COVID symptoms kick in just two days after infection, a world-first study has revealed.
Covid symptoms could show after just two daysCredit: Alamy
The first results of a human challenge study – in which people were deliberately infected with the virus – show otherwise.
Researchers at Imperial College London deliberately infected 36 people with coronavirus.
They found symptoms and spreading start days earlier than previously believed, at just 42 hours.
People’s virus levels peak after five days but linger for as long as 12 days.
Dr Andrew Catchpole, chief scientific officer at trials firm hVivo, said: “This shows the potential of the virus to replicate very, very quickly.”
Professor Christopher Chiu, from Imperial College, added: “Even if people had no symptoms at all, they all generated extremely large amounts of virus which really explains how the pandemic spread so rapidly.”
Only half the group, who were all under 30 and were unvaccinated, became infected.
They were exposed to the virus with the equivalent of less than one respiratory droplet if somebody was at the peak of their infection.
Symptoms to watch for
The symptoms experienced by those who became unwell included a stuffy or runny nose, sneezing and sore throat.
Some of the group experienced headaches, muscle/joint aches, tiredness and fever.
It suggests that even with the original strain of the coronavirus, which the study used, symptoms are typically mild and cold-like.
The first signs you are infected, such as a runny nose, could be mistaken for something else.
A loss of taste or smell was not reported by study participants until around a week after respiratory symptoms.
While the study was conducted with the Wuhan Covid strain, experts believe the findings would also apply to the Delta and Omicron variants.

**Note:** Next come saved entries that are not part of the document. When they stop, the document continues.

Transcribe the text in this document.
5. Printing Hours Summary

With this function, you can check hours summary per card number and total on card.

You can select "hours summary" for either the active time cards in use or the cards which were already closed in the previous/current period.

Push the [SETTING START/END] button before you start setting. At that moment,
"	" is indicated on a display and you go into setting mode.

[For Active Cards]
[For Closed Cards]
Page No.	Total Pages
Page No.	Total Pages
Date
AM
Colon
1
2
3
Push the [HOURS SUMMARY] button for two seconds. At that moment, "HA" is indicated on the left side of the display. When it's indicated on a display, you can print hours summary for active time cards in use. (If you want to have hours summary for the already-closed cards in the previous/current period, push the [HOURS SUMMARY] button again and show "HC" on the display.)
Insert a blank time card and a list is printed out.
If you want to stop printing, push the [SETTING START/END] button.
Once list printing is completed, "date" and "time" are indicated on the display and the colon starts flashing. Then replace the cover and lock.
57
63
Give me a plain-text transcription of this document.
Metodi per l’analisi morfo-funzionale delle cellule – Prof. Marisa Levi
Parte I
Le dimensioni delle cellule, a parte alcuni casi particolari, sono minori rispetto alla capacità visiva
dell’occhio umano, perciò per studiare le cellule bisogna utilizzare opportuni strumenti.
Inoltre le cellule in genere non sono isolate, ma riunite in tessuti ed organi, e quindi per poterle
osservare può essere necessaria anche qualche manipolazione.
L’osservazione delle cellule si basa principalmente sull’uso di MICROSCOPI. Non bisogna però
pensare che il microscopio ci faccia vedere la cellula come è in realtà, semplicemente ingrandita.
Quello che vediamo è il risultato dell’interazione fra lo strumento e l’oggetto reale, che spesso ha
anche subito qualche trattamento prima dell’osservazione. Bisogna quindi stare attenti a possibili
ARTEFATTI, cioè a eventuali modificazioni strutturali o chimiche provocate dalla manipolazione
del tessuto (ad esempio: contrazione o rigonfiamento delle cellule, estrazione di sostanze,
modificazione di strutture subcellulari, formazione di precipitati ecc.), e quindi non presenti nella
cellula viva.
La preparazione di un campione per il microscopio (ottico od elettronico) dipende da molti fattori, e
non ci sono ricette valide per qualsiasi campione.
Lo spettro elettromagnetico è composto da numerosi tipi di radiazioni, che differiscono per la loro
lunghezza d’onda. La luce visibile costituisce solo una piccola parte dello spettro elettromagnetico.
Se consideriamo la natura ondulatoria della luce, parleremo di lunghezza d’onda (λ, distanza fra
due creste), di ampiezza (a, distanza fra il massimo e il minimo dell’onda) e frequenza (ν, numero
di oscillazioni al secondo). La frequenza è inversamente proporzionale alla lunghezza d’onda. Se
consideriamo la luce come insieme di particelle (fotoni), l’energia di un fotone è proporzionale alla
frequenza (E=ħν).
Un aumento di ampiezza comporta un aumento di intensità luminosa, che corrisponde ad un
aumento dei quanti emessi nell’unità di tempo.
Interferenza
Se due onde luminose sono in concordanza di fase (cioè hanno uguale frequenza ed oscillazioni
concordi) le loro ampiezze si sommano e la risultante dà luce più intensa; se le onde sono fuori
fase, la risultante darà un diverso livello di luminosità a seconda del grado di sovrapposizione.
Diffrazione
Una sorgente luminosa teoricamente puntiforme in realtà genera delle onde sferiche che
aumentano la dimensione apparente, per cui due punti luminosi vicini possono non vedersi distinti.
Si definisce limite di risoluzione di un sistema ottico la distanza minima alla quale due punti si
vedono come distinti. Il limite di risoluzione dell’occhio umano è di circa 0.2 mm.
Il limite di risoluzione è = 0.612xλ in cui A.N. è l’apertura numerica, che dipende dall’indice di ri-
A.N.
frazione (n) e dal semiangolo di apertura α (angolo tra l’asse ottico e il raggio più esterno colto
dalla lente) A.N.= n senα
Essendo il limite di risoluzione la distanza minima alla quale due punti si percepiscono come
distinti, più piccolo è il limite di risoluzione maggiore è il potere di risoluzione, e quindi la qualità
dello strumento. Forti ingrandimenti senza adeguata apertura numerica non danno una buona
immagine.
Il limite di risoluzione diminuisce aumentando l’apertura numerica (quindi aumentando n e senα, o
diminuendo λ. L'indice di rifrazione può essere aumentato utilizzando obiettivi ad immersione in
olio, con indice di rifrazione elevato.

Data show that the most common symptoms of the virus in the UK now, as Omicron dominates, are:
- Runny nose
- Sore throat
- Persistent cough
- Hoarse voice
The data is from the ZOE COVID Symptom Study app.
Reinfections on the up
It comes as an Office for National Statistics report revealed that people who get infected for a second time end up with more virus in their body than the first time.
Despite a higher viral load, people are no more likely to get symptoms and death rates for Omicron are still much lower.
Reinfections now make up around 10 per cent of all cases, with an average of 8,600 per day in England.
Monday (January 31) was the first day that reinfections were included in the daily Covid case tally.
Before, the daily figures included only people who had tested positive for the virus for the first time.
The UK Health and Security Agency said: “As the pandemic continues and more variants emerge, it is more likely that people will be reinfected with Covid-19.”
Of the 14.8 million infection episodes in England since the start of the pandemic, some 588,114 (four per cent) are likely reinfections.
Another 88,085 cases were confirmed yesterday, a 14 per cent fall compared to last Wednesday.
There were 534 deaths – although this included a large backlog of numbers – and hospital patient numbers fell again.
Mass testing from the ONS found infections levelled off across the UK last week at 2.9 million.